PCI-DSS verlangt die Ende-zu-Ende-Verschlüsselung der Transaktionen, die Auditierbarkeit und die Nachvollziehbarkeit des Übertragungskanals. Die Schweizer Acquirer, allen voran SIX und Worldline, regeln die zugelassenen Terminals streng. Ein Terminal, das über ein abgeschaltetes 3G-Gateway läuft, kann seine vertraglichen Pflichten nicht mehr erfüllen.

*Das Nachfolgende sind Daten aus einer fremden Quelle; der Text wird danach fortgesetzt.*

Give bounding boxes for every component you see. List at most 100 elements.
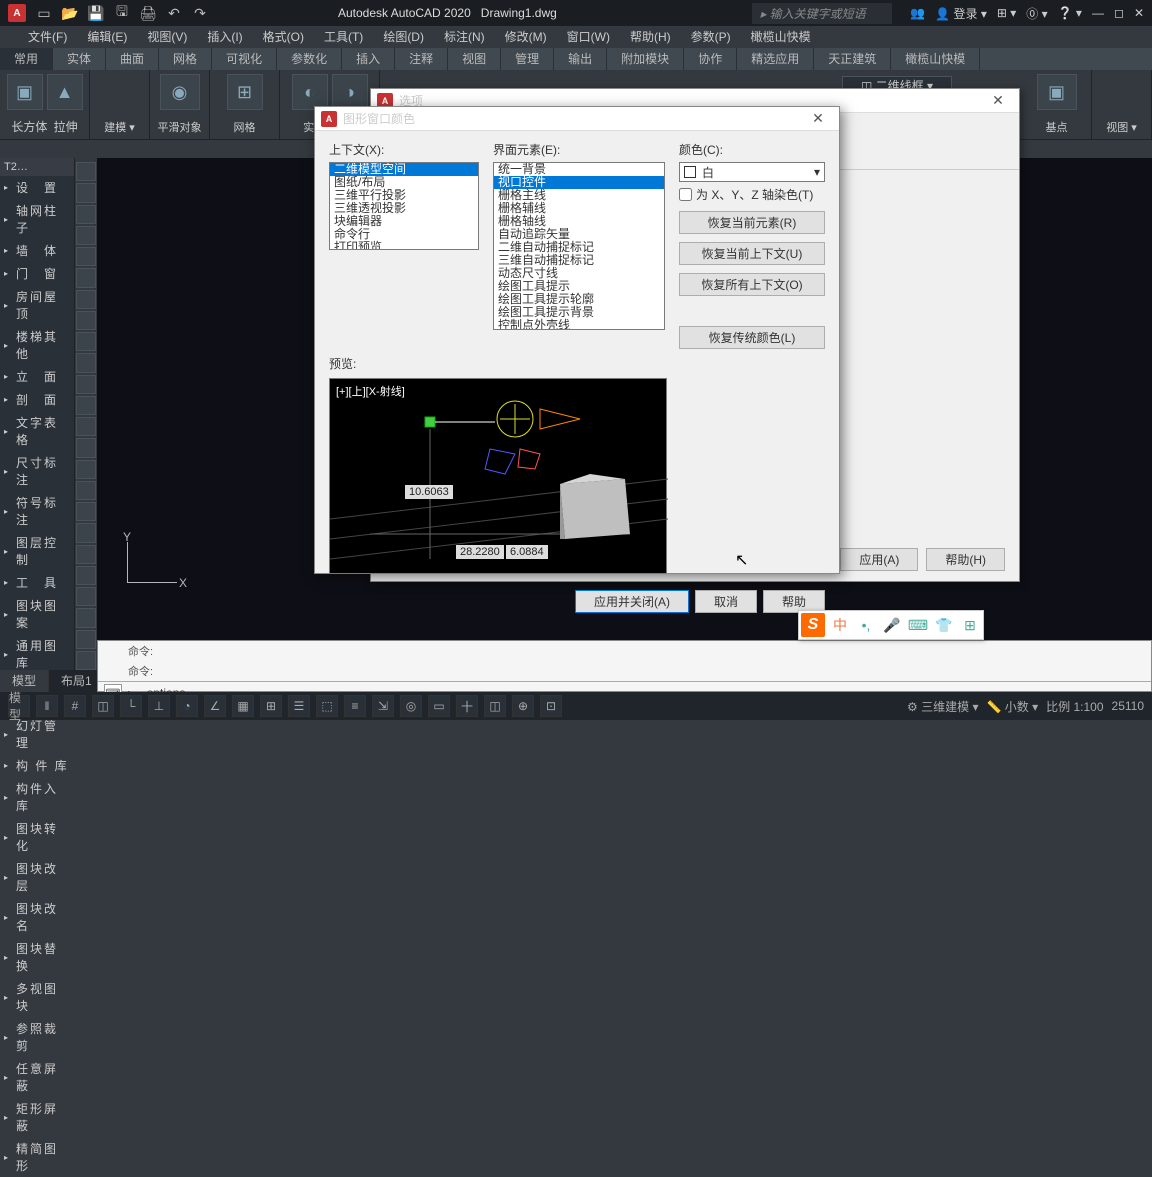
status-toggle[interactable]: ∠: [204, 695, 226, 717]
menu-item[interactable]: 视图(V): [139, 26, 195, 48]
ribbon-tab[interactable]: 曲面: [106, 48, 159, 70]
tint-checkbox[interactable]: 为 X、Y、Z 轴染色(T): [679, 186, 825, 203]
tool-button[interactable]: [76, 396, 96, 415]
basepoint-button[interactable]: ▣: [1037, 74, 1077, 110]
ime-voice-icon[interactable]: 🎤: [881, 614, 903, 636]
menu-item[interactable]: 标注(N): [436, 26, 493, 48]
mesh-group[interactable]: 网格: [234, 119, 256, 135]
mesh-button[interactable]: ⊞: [227, 74, 263, 110]
status-toggle[interactable]: ⊕: [512, 695, 534, 717]
open-icon[interactable]: 📂: [60, 3, 80, 23]
menu-item[interactable]: 帮助(H): [622, 26, 679, 48]
status-toggle[interactable]: ⊡: [540, 695, 562, 717]
ribbon-tab[interactable]: 精选应用: [737, 48, 814, 70]
ribbon-tab[interactable]: 注释: [395, 48, 448, 70]
menu-item[interactable]: 格式(O): [255, 26, 312, 48]
close-icon[interactable]: ✕: [1134, 6, 1144, 20]
context-item[interactable]: 打印预览: [330, 241, 478, 250]
a360-icon[interactable]: ⓪ ▾: [1026, 5, 1047, 22]
left-panel-item[interactable]: 立 面: [0, 365, 74, 388]
view-group[interactable]: 视图 ▾: [1106, 119, 1137, 135]
left-panel-item[interactable]: 图块改层: [0, 857, 74, 897]
workspace-switch[interactable]: ⚙ 三维建模 ▾: [907, 698, 978, 715]
signin-button[interactable]: 👤 登录 ▾: [935, 5, 987, 22]
help-button[interactable]: 帮助(H): [926, 548, 1005, 571]
ime-menu-icon[interactable]: ⊞: [959, 614, 981, 636]
left-panel-item[interactable]: 矩形屏蔽: [0, 1097, 74, 1137]
left-panel-item[interactable]: 图块改名: [0, 897, 74, 937]
element-listbox[interactable]: 统一背景视口控件栅格主线栅格辅线栅格轴线自动追踪矢量二维自动捕捉标记三维自动捕捉…: [493, 162, 665, 330]
context-listbox[interactable]: 二维模型空间图纸/布局三维平行投影三维透视投影块编辑器命令行打印预览: [329, 162, 479, 250]
colors-close-button[interactable]: ✕: [803, 110, 833, 127]
tool-button[interactable]: [76, 651, 96, 670]
app-logo[interactable]: A: [8, 4, 26, 22]
ime-keyboard-icon[interactable]: ⌨: [907, 614, 929, 636]
left-panel-item[interactable]: 文字表格: [0, 411, 74, 451]
share-icon[interactable]: 👥: [910, 6, 925, 20]
status-toggle[interactable]: 十: [456, 695, 478, 717]
restore-context-button[interactable]: 恢复当前上下文(U): [679, 242, 825, 265]
ime-logo-icon[interactable]: S: [801, 613, 825, 637]
left-panel-tab[interactable]: T2…: [0, 158, 74, 176]
element-item[interactable]: 控制点外壳线: [494, 319, 664, 330]
tool-button[interactable]: [76, 375, 96, 394]
status-toggle[interactable]: ◎: [400, 695, 422, 717]
scale-status[interactable]: 比例 1:100: [1046, 698, 1103, 715]
apply-close-button[interactable]: 应用并关闭(A): [575, 590, 689, 613]
menu-item[interactable]: 文件(F): [20, 26, 75, 48]
status-toggle[interactable]: ▭: [428, 695, 450, 717]
status-toggle[interactable]: ◫: [484, 695, 506, 717]
ime-toolbar[interactable]: S 中 •, 🎤 ⌨ 👕 ⊞: [798, 610, 984, 640]
cancel-button[interactable]: 取消: [695, 590, 757, 613]
menu-item[interactable]: 插入(I): [199, 26, 250, 48]
menu-item[interactable]: 工具(T): [316, 26, 371, 48]
left-panel-item[interactable]: 任意屏蔽: [0, 1057, 74, 1097]
tool-button[interactable]: [76, 438, 96, 457]
left-panel-item[interactable]: 通用图库: [0, 634, 74, 674]
left-panel-item[interactable]: 符号标注: [0, 491, 74, 531]
status-toggle[interactable]: └: [120, 695, 142, 717]
left-panel-item[interactable]: 设 置: [0, 176, 74, 199]
modeling-group[interactable]: 建模 ▾: [104, 119, 135, 135]
status-toggle[interactable]: ≡: [344, 695, 366, 717]
ribbon-tab[interactable]: 可视化: [212, 48, 277, 70]
ribbon-tab[interactable]: 插入: [342, 48, 395, 70]
extrude-button[interactable]: ▲: [47, 74, 83, 110]
left-panel-item[interactable]: 工 具: [0, 571, 74, 594]
redo-icon[interactable]: ↷: [190, 3, 210, 23]
color-dropdown[interactable]: 白▾: [679, 162, 825, 182]
status-toggle[interactable]: ⊥: [148, 695, 170, 717]
left-panel-item[interactable]: 轴网柱子: [0, 199, 74, 239]
apply-button[interactable]: 应用(A): [840, 548, 918, 571]
menu-item[interactable]: 绘图(D): [375, 26, 432, 48]
status-toggle[interactable]: ‖: [36, 695, 58, 717]
status-toggle[interactable]: ⊞: [260, 695, 282, 717]
ribbon-tab[interactable]: 协作: [684, 48, 737, 70]
subtract-button[interactable]: ◑: [332, 74, 368, 110]
status-toggle[interactable]: ☰: [288, 695, 310, 717]
ribbon-tab[interactable]: 附加模块: [607, 48, 684, 70]
menu-item[interactable]: 参数(P): [683, 26, 739, 48]
tool-button[interactable]: [76, 523, 96, 542]
menu-item[interactable]: 修改(M): [497, 26, 555, 48]
ribbon-tab[interactable]: 输出: [554, 48, 607, 70]
help-icon[interactable]: ❔ ▾: [1058, 6, 1082, 20]
tool-button[interactable]: [76, 205, 96, 224]
exchange-icon[interactable]: ⊞ ▾: [997, 6, 1016, 20]
saveas-icon[interactable]: 🖫: [112, 3, 132, 23]
tool-button[interactable]: [76, 247, 96, 266]
menu-item[interactable]: 窗口(W): [559, 26, 618, 48]
union-button[interactable]: ◐: [292, 74, 328, 110]
left-panel-item[interactable]: 墙 体: [0, 239, 74, 262]
left-panel-item[interactable]: 图块替换: [0, 937, 74, 977]
status-toggle[interactable]: ◔: [176, 695, 198, 717]
left-panel-item[interactable]: 幻灯管理: [0, 714, 74, 754]
left-panel-item[interactable]: 门 窗: [0, 262, 74, 285]
restore-element-button[interactable]: 恢复当前元素(R): [679, 211, 825, 234]
status-toggle[interactable]: ◫: [92, 695, 114, 717]
menu-item[interactable]: 编辑(E): [79, 26, 135, 48]
tool-button[interactable]: [76, 630, 96, 649]
command-line[interactable]: 命令: 命令: ⌨ ▸_options: [97, 640, 1152, 692]
ribbon-tab[interactable]: 参数化: [277, 48, 342, 70]
left-panel-item[interactable]: 构 件 库: [0, 754, 74, 777]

Die Brandschutzrichtlinien der Vereinigung Kantonaler Feuerversicherungen (VKF) verlangen für bestimmte Gebäude die permanente Übermittlung zur Interventionsstelle. Je nach Kanton und Gebäudekategorie ist die Unterbrechung des Übertragungswegs ein bei der jährlichen Kontrolle feststellbarer Mangel.
Die Fernauslesung eines Wasserzählers in einer Wohnung, mit einer Adresse verknüpft, gilt nach dem revidierten Datenschutzgesetz, in Kraft seit dem 1. September 2023, als Personendaten. Die technische Übertragungskette muss dokumentiert und gesichert sein, was den Weiterbetrieb nicht gewarteter 3G-Gateways ausschliesst.

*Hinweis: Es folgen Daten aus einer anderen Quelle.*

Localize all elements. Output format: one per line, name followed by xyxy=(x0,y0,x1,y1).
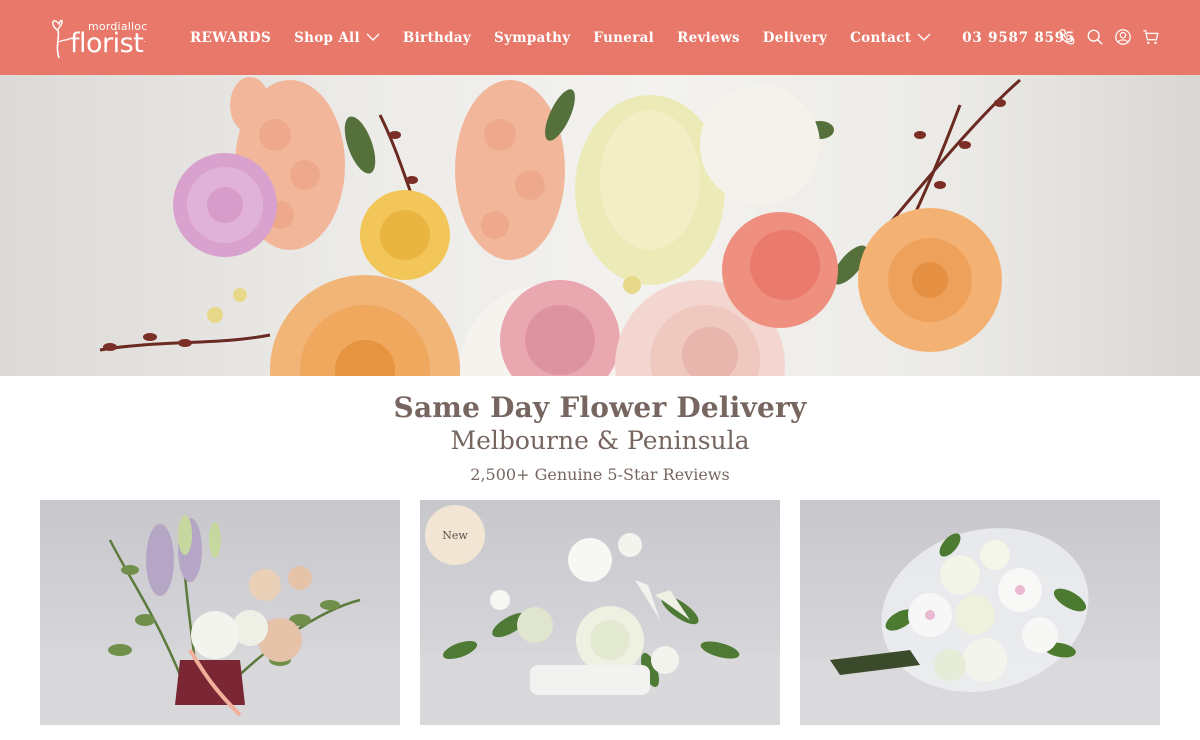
phone-icon[interactable] xyxy=(1058,27,1076,47)
product-card[interactable]: New xyxy=(420,500,780,725)
page-title: Same Day Flower Delivery xyxy=(393,391,807,424)
page-subtitle: Melbourne & Peninsula xyxy=(450,426,750,455)
account-icon[interactable] xyxy=(1114,27,1132,47)
search-icon[interactable] xyxy=(1086,27,1104,47)
cart-icon[interactable] xyxy=(1142,27,1160,47)
product-card[interactable] xyxy=(800,500,1160,725)
nav-item-delivery[interactable]: Delivery xyxy=(763,30,827,46)
site-header: mordialloc florist. REWARDS Shop All Bir… xyxy=(0,0,1200,75)
nav-item-contact[interactable]: Contact xyxy=(850,30,931,46)
reviews-tagline[interactable]: 2,500+ Genuine 5-Star Reviews xyxy=(0,465,1200,484)
nav-item-sympathy[interactable]: Sympathy xyxy=(494,30,570,46)
nav-item-birthday[interactable]: Birthday xyxy=(403,30,471,46)
nav-item-reviews[interactable]: Reviews xyxy=(677,30,740,46)
header-icons xyxy=(1058,27,1160,47)
nav-item-rewards[interactable]: REWARDS xyxy=(190,30,271,46)
brand-name: florist. xyxy=(70,28,146,59)
product-image xyxy=(800,528,1160,725)
product-card[interactable] xyxy=(40,500,400,725)
chevron-down-icon xyxy=(366,33,380,41)
hero-flowers-illustration xyxy=(99,77,1021,376)
chevron-down-icon xyxy=(917,33,931,41)
new-badge: New xyxy=(425,505,485,565)
hero-banner-image[interactable] xyxy=(0,75,1200,376)
product-image xyxy=(40,515,400,725)
nav-item-funeral[interactable]: Funeral xyxy=(593,30,654,46)
nav-item-shop-all[interactable]: Shop All xyxy=(294,30,380,46)
brand-logo[interactable]: mordialloc florist. xyxy=(50,14,154,62)
main-nav: REWARDS Shop All Birthday Sympathy Funer… xyxy=(190,0,1075,75)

Kein Audit ersetzt eine Ortsbegehung. Der Plan läuft der Reihe nach ab.
Celeste betreibt seit 35 Jahren eine schweizerische Telekom-Infrastruktur mit Rechenzentren in Basel und Bussigny, Roaming-Vereinbarungen auf den nationalen 4G- und 5G-Netzen und einem technischen Team, das KMU-Migrationen über mehrere Standorte hinweg routiniert begleitet. Die M2M-Migration nach 3G entscheidet sich nicht am monatlichen Tarif, sondern an der Qualität des Anfangsaudits, der Ernsthaftigkeit des Pilottests und der Erreichbarkeit eines Ansprechpartners, der das Schweizer Netz kennt.

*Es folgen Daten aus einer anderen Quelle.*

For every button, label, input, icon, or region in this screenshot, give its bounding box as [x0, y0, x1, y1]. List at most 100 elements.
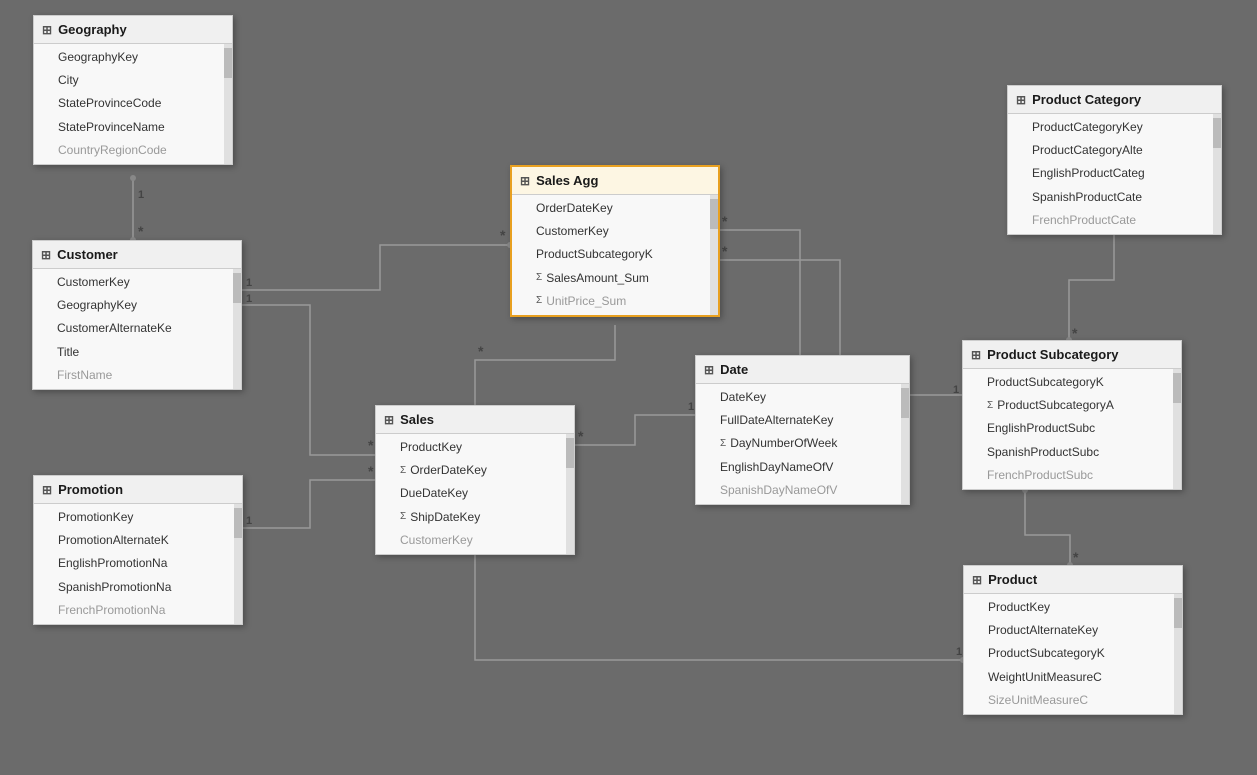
table-icon: ⊞	[520, 174, 530, 188]
list-item[interactable]: Title	[33, 341, 241, 364]
list-item[interactable]: EnglishProductSubc	[963, 417, 1181, 440]
list-item[interactable]: OrderDateKey	[512, 197, 718, 220]
table-icon: ⊞	[42, 23, 52, 37]
sigma-icon: Σ	[536, 270, 542, 286]
list-item[interactable]: ProductCategoryAlte	[1008, 139, 1221, 162]
table-icon: ⊞	[704, 363, 714, 377]
product-body: ProductKey ProductAlternateKey ProductSu…	[964, 594, 1182, 714]
list-item[interactable]: ΣShipDateKey	[376, 506, 574, 529]
list-item[interactable]: ProductKey	[964, 596, 1182, 619]
sales-table[interactable]: ⊞ Sales ProductKey ΣOrderDateKey DueDate…	[375, 405, 575, 555]
product-subcategory-table[interactable]: ⊞ Product Subcategory ProductSubcategory…	[962, 340, 1182, 490]
product-table-header: ⊞ Product	[964, 566, 1182, 594]
sales-table-header: ⊞ Sales	[376, 406, 574, 434]
svg-text:1: 1	[246, 293, 252, 305]
list-item[interactable]: ProductSubcategoryK	[512, 243, 718, 266]
svg-text:*: *	[500, 227, 506, 243]
list-item[interactable]: CountryRegionCode	[34, 139, 232, 162]
svg-text:*: *	[478, 343, 484, 359]
list-item[interactable]: SpanishPromotionNa	[34, 576, 242, 599]
sigma-icon: Σ	[400, 463, 406, 479]
geography-table[interactable]: ⊞ Geography GeographyKey City StateProvi…	[33, 15, 233, 165]
list-item[interactable]: SizeUnitMeasureC	[964, 689, 1182, 712]
sales-agg-body: OrderDateKey CustomerKey ProductSubcateg…	[512, 195, 718, 315]
table-icon: ⊞	[1016, 93, 1026, 107]
geography-table-header: ⊞ Geography	[34, 16, 232, 44]
sales-title: Sales	[400, 412, 434, 427]
list-item[interactable]: EnglishDayNameOfV	[696, 456, 909, 479]
svg-text:1: 1	[956, 646, 962, 658]
customer-title: Customer	[57, 247, 118, 262]
product-subcategory-body: ProductSubcategoryK ΣProductSubcategoryA…	[963, 369, 1181, 489]
list-item[interactable]: SpanishProductSubc	[963, 441, 1181, 464]
list-item[interactable]: ProductKey	[376, 436, 574, 459]
customer-table-header: ⊞ Customer	[33, 241, 241, 269]
svg-text:1: 1	[688, 401, 694, 413]
list-item[interactable]: FrenchProductCate	[1008, 209, 1221, 232]
list-item[interactable]: CustomerKey	[376, 529, 574, 552]
list-item[interactable]: ΣSalesAmount_Sum	[512, 267, 718, 290]
date-table-header: ⊞ Date	[696, 356, 909, 384]
svg-text:*: *	[722, 243, 728, 259]
table-icon: ⊞	[42, 483, 52, 497]
product-category-table[interactable]: ⊞ Product Category ProductCategoryKey Pr…	[1007, 85, 1222, 235]
list-item[interactable]: StateProvinceName	[34, 116, 232, 139]
list-item[interactable]: CustomerAlternateKe	[33, 317, 241, 340]
sales-agg-table[interactable]: ⊞ Sales Agg OrderDateKey CustomerKey Pro…	[510, 165, 720, 317]
list-item[interactable]: PromotionAlternateK	[34, 529, 242, 552]
sigma-icon: Σ	[720, 436, 726, 452]
svg-text:1: 1	[953, 384, 959, 396]
list-item[interactable]: SpanishDayNameOfV	[696, 479, 909, 502]
list-item[interactable]: ProductSubcategoryK	[964, 642, 1182, 665]
svg-text:*: *	[1073, 549, 1079, 565]
list-item[interactable]: StateProvinceCode	[34, 92, 232, 115]
list-item[interactable]: CustomerKey	[512, 220, 718, 243]
customer-table[interactable]: ⊞ Customer CustomerKey GeographyKey Cust…	[32, 240, 242, 390]
svg-text:*: *	[368, 463, 374, 479]
product-subcategory-title: Product Subcategory	[987, 347, 1118, 362]
list-item[interactable]: ΣDayNumberOfWeek	[696, 432, 909, 455]
svg-text:1: 1	[246, 515, 252, 527]
list-item[interactable]: EnglishProductCateg	[1008, 162, 1221, 185]
list-item[interactable]: DateKey	[696, 386, 909, 409]
list-item[interactable]: FrenchPromotionNa	[34, 599, 242, 622]
list-item[interactable]: WeightUnitMeasureC	[964, 666, 1182, 689]
list-item[interactable]: ΣUnitPrice_Sum	[512, 290, 718, 313]
list-item[interactable]: ProductSubcategoryK	[963, 371, 1181, 394]
list-item[interactable]: ΣOrderDateKey	[376, 459, 574, 482]
list-item[interactable]: ProductAlternateKey	[964, 619, 1182, 642]
list-item[interactable]: SpanishProductCate	[1008, 186, 1221, 209]
product-category-table-header: ⊞ Product Category	[1008, 86, 1221, 114]
list-item[interactable]: City	[34, 69, 232, 92]
table-icon: ⊞	[971, 348, 981, 362]
customer-body: CustomerKey GeographyKey CustomerAlterna…	[33, 269, 241, 389]
list-item[interactable]: FirstName	[33, 364, 241, 387]
svg-text:1: 1	[138, 189, 144, 201]
sigma-icon: Σ	[987, 398, 993, 414]
svg-text:*: *	[1072, 325, 1078, 341]
list-item[interactable]: GeographyKey	[33, 294, 241, 317]
table-icon: ⊞	[384, 413, 394, 427]
list-item[interactable]: DueDateKey	[376, 482, 574, 505]
promotion-table-header: ⊞ Promotion	[34, 476, 242, 504]
promotion-body: PromotionKey PromotionAlternateK English…	[34, 504, 242, 624]
product-table[interactable]: ⊞ Product ProductKey ProductAlternateKey…	[963, 565, 1183, 715]
list-item[interactable]: ProductCategoryKey	[1008, 116, 1221, 139]
date-body: DateKey FullDateAlternateKey ΣDayNumberO…	[696, 384, 909, 504]
list-item[interactable]: ΣProductSubcategoryA	[963, 394, 1181, 417]
date-table[interactable]: ⊞ Date DateKey FullDateAlternateKey ΣDay…	[695, 355, 910, 505]
geography-body: GeographyKey City StateProvinceCode Stat…	[34, 44, 232, 164]
list-item[interactable]: CustomerKey	[33, 271, 241, 294]
sigma-icon: Σ	[536, 293, 542, 309]
svg-text:1: 1	[246, 277, 252, 289]
svg-text:*: *	[138, 223, 144, 239]
list-item[interactable]: GeographyKey	[34, 46, 232, 69]
list-item[interactable]: PromotionKey	[34, 506, 242, 529]
list-item[interactable]: FrenchProductSubc	[963, 464, 1181, 487]
table-icon: ⊞	[972, 573, 982, 587]
list-item[interactable]: EnglishPromotionNa	[34, 552, 242, 575]
sales-body: ProductKey ΣOrderDateKey DueDateKey ΣShi…	[376, 434, 574, 554]
list-item[interactable]: FullDateAlternateKey	[696, 409, 909, 432]
product-category-title: Product Category	[1032, 92, 1141, 107]
promotion-table[interactable]: ⊞ Promotion PromotionKey PromotionAltern…	[33, 475, 243, 625]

Der richtige erste Schritt bleibt das Audit des analogen Bestands. Es dauert für ein KMU einige Stunden, schafft Klarheit über die anstehenden Baustellen und ermöglicht eine glaubwürdige Migrationsplanung über drei bis sechs Monate, statt die Ausfälle einzeln aufzufangen.